At times in this series, the pursuit of that adrenaline rush or hormone rush or whatever rush it is that gives twelve-year-olds boners has led to writing that has placed classic characters with well-established behavior patterns in situations where they act like they are loaded on adrenaline or hormones or writing a major summer crossover event. However, this issue’s writer, Matt Fraction, avoids some of the characterization pitfalls from earlier issues by focusing his character work on Iron Man (with whom he is intimately familiar), and by putting his attention to the needs of the plot… which is basically to have superheroes bitch smack each other stupid.

Considering how the past few issues of this series has gone, this is, at least temporarily, an inherently good thing.

EDITOR’S NOTE: This review constitutes a confirmed extinction-level spoiler.

I don’t have kids myself, but many of my former drinking buddies do, which has in turn made me decide I can never have kids. Because I just can’t talk to them. You ever try talking to a little kid, particularly after they’ve had a shitload of candy? Candy you gave them in the hopes they would take it, go away and stop trying to talk to you?

You can’t make any sense of it; they spin wildly from point to point, with no real logical gristle connecting them, with weird exaggerations that beggar belief to hear (“Wait, wait, little Billy… you’re saying Deathstroke rode his pony… sorry, his My Little Pony… to Cybertron?

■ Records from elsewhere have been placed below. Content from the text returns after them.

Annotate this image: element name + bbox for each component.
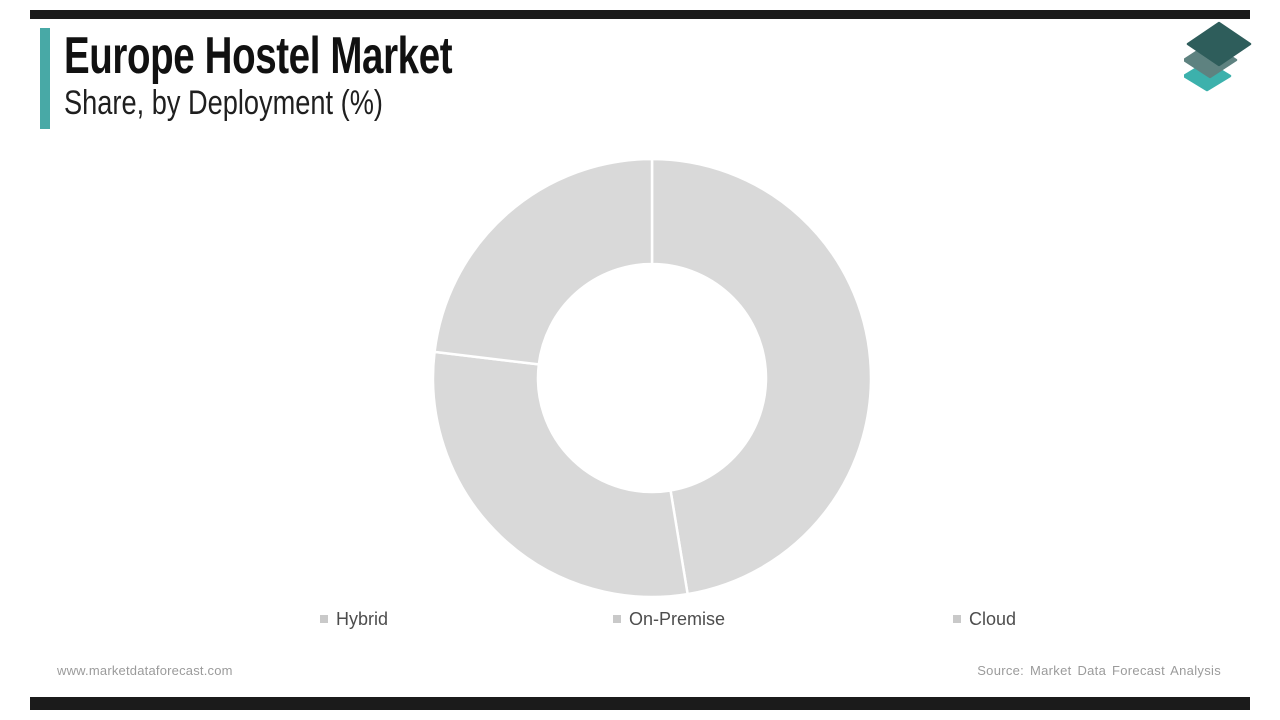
title-block: Europe Hostel Market Share, by Deploymen… (64, 28, 589, 129)
legend-label: Hybrid (336, 608, 389, 629)
title-accent-bar (40, 28, 50, 129)
website-text: www.marketdataforecast.com (57, 663, 233, 678)
bottom-border-bar (30, 697, 1250, 710)
legend-marker-icon (320, 615, 328, 623)
company-logo (1184, 21, 1252, 92)
top-border-bar (30, 10, 1250, 19)
donut-segment-cloud (433, 157, 654, 366)
chart-legend: Hybrid On-Premise Cloud (0, 606, 1280, 632)
legend-marker-icon (953, 615, 961, 623)
legend-marker-icon (613, 615, 621, 623)
page-title: Europe Hostel Market (64, 27, 453, 85)
legend-item-on-premise: On-Premise (613, 606, 725, 632)
legend-item-hybrid: Hybrid (320, 606, 388, 632)
legend-item-cloud: Cloud (953, 606, 1016, 632)
logo-layer-top-icon (1186, 21, 1252, 67)
donut-segment-hybrid (650, 157, 873, 596)
legend-label: On-Premise (629, 608, 726, 629)
legend-label: Cloud (969, 608, 1017, 629)
donut-segment-on-premise (431, 350, 690, 599)
source-attribution: Source: Market Data Forecast Analysis (977, 663, 1221, 678)
page-subtitle: Share, by Deployment (%) (64, 84, 383, 122)
header: Europe Hostel Market Share, by Deploymen… (40, 28, 589, 129)
donut-chart (431, 157, 873, 599)
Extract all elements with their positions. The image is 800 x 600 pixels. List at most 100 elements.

To fight fucking Voldemort? Who plots your shit, Billy? Rob Liefeld?”). After a while, it starts to hurt the mind to keep track of what’s happening and why, because if you stop and think about it for even a minute, it doesn’t make any sense at all.

In that same vein, if I told you that the plot of a story was, “You know what would be cool? If the Avengers battled the X-Men and Phoenix – no, not some redhead in a green body stocking, but the actual giant flaming bird, like the one from Battle of The Planets – on – get this – the fucking moon,” you would think that you were overhearing a schoolyard monologue by some kid who was on the first step of a road that’s started with Ritalin and will eventually end with methamphetamine extract.

Welcome to Avengers Vs. X-Men #4: where every plot point was written with a prefix of, “And you know what else would be cool?” regardless as to whether it makes any Goddamned sense at all.